龍馬は必死で応戦したが、相手は十数人。右肩に深手を負い、辛うじて逃げ延びた。
「くそっ…時間がない…」
血を流しながら、龍馬は前に進んだ。京都に着いても安心はできなかった。薩長の仲間たちは龍馬の決断に驚いた。
「無茶だ!戻れば殺されるぞ!」
しかし龍馬は決意を曲げなかった。
「慎太郎を見捨てるわけにはいかん。それに、約束は守らねば」
京都での用事を急いで済ませ、龍馬は江戸へ向かって走り出した。しかし、傷は悪化していた。熱に浮かされながらも、龍馬は馬を走らせた。
最後の日、突然の雷雨が降り出した。道は川のようになり、馬も進めない。龍馬は馬を降り、自らの足で走った。
途中、一人の大柄な男が龍馬を見つけ、声をかけた。
「おい、その傷は…」
それは西郷隆盛だった。薩摩から江戸に使者として来ていたのだ。
「西郷どん…俺は約束がある。江戸城に戻らねば」
西郷は龍馬の状態を見て、すぐに行動した。
「私の馬を使え。そして、これを飲め」
龍馬は西郷から渡された薬を飲み、新しい馬に乗った。
「礼は後でする!」
太陽は西に傾きつつあった。
第四章:信頼の勝利
江戸城では、中岡の処刑の準備が進められていた。慶喜は窓から沈みゆく太陽を見つめていた。
「まだか」
「はい、坂本龍馬はまだ戻っておりません」
慶喜は静かに言った。
「予想通りだ。誰も戻らん。人など、信じるに値しない」
篤姫が悲しげに言った。
「まだ日は沈んでいません」
その時、城下から叫び声が聞こえた。
「坂本龍馬が戻ってきた!」
慶喜は驚いて窓から身を乗り出した。そこには血まみれになりながらも、必死に走る龍馬の姿があった。
「まさか…」
龍馬は城門に到着すると、そのまま倒れ込んだ。彼は最後の力を振り絞って叫んだ。
「将軍!約束…守った…慎太郎を…」
慶喜は急いで下に降り、龍馬のもとへと向かった。
「坂本龍馬…なぜ戻った。逃げることもできたはずだ」
龍馬は弱々しく笑った。
「約束…じゃ。友のため、そして…将軍に見せたかった。人は…信じ合える、ということを」
慶喜の目に、初めて感情の色が浮かんだ。
「中岡を連れてこい!」
中岡慎太郎が連れてこられると、龍馬は最後の力を振り絞って立ち上がり、友と抱き合った。
「慎太郎、約束を守ったぞ」
「ああ、わかっている」中岡の目には涙が光っていた。
慶喜はしばらく二人を見つめ、ついに口を開いた。
「約束通り、お前たちを許す。そして…」彼は深く息を吸った。「お前の言う、新しい国のかたちについて、話を聞こうと思う」
龍馬は満足げに笑った。
「ありがとう…将軍」
数日後、龍馬の傷が癒えると、慶喜、龍馬、中岡、勝、西郷らが一堂に会した。そこで交わされた会話が、後の大政奉還への道を開くことになる。

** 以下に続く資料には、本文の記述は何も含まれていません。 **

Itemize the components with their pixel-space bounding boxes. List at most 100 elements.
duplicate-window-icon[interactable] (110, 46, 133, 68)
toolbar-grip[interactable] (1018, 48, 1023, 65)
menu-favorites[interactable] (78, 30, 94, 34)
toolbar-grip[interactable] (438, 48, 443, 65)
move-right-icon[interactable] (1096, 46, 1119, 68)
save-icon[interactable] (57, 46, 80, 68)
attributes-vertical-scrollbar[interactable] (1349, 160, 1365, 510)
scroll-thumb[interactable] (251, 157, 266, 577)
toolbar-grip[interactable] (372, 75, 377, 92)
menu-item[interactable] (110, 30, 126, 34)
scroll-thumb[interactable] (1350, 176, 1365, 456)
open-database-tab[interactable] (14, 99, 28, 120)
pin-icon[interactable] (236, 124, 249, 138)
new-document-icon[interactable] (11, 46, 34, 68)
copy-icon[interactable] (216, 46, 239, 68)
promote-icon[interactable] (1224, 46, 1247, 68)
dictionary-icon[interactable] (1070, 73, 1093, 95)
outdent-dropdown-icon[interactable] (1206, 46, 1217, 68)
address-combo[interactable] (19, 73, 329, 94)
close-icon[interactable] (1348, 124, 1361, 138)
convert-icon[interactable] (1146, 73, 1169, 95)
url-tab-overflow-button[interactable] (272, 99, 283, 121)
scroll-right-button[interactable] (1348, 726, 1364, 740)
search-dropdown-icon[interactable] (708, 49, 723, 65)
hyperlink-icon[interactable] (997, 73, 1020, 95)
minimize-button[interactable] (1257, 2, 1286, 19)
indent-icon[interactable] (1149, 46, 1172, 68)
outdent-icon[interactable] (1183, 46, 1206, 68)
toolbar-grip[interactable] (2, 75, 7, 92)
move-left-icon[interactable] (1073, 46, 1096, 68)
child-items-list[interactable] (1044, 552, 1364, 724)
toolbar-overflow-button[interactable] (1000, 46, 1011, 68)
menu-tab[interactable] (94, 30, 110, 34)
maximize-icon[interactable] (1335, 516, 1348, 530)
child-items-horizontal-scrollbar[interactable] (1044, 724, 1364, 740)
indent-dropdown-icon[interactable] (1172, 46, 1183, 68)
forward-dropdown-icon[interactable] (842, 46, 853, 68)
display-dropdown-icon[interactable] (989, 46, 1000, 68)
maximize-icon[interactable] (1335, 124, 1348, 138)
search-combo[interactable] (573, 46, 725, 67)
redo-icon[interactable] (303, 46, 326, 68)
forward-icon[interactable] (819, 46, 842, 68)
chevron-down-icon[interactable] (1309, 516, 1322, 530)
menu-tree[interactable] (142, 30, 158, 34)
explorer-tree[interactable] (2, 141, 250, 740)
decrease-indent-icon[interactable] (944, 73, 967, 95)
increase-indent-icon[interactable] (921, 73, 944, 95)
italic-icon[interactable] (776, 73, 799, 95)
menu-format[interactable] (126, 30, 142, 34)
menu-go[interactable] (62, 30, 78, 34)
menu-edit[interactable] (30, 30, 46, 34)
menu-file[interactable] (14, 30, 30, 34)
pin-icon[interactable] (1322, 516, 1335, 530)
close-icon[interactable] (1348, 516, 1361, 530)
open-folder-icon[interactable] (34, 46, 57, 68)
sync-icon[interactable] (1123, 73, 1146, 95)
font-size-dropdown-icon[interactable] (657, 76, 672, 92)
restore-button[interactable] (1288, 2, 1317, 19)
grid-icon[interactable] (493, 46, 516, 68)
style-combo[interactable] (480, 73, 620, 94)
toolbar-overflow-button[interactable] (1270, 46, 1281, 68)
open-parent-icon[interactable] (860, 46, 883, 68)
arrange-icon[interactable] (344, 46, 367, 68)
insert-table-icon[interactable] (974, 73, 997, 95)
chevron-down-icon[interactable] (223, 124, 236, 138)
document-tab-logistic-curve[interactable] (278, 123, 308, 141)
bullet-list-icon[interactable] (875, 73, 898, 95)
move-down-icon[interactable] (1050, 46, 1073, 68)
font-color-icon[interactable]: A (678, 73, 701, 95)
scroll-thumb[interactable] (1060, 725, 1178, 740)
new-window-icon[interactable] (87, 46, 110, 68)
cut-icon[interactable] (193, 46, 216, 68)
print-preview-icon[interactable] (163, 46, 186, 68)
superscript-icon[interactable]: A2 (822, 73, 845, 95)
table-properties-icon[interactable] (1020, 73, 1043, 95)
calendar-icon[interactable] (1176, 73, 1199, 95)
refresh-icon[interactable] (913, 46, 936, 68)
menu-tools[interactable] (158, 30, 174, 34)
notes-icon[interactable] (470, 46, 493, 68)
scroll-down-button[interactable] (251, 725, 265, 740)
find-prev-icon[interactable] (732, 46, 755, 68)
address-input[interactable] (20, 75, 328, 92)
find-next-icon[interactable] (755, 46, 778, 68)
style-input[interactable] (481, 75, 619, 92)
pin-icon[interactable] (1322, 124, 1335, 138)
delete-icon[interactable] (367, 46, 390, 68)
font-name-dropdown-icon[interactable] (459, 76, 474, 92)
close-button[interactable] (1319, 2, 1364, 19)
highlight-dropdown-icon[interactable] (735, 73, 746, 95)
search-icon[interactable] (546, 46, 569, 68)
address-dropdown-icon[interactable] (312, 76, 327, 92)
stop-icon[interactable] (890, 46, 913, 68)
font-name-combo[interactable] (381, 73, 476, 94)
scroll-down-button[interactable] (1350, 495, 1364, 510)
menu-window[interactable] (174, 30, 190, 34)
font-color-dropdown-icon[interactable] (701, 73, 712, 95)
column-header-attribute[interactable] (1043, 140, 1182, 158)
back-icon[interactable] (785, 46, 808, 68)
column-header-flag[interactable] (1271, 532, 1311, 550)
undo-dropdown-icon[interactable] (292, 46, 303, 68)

人を信じることの大切さを学んだ将軍と、命を賭けて友情と正義を貫いた志士。明治維新という大きな変革の時代に、二人の出会いが新しい日本の夜明けを告げていた。
【終】
終わりに
明治維新版「走れメロス」をドラマ化した物語を作成しました。坂本龍馬をメロス役に、徳川慶喜を王ディオニス役に置き換え、友情と信頼をテーマにした物語です。
坂本龍馬が友である中岡慎太郎の命を賭けて約束を守り、人を信じない徳川慶喜に人間の信頼の価値を示す展開になっています。新撰組や西郷隆盛なども登場し、歴史上の人物の関係性や背景を活かしながら、原作の精神を保っています。
この物語によって、明治維新という変革期における人間関係の重要性や、信頼の力が日本の近代化に貢献した様子を描いています。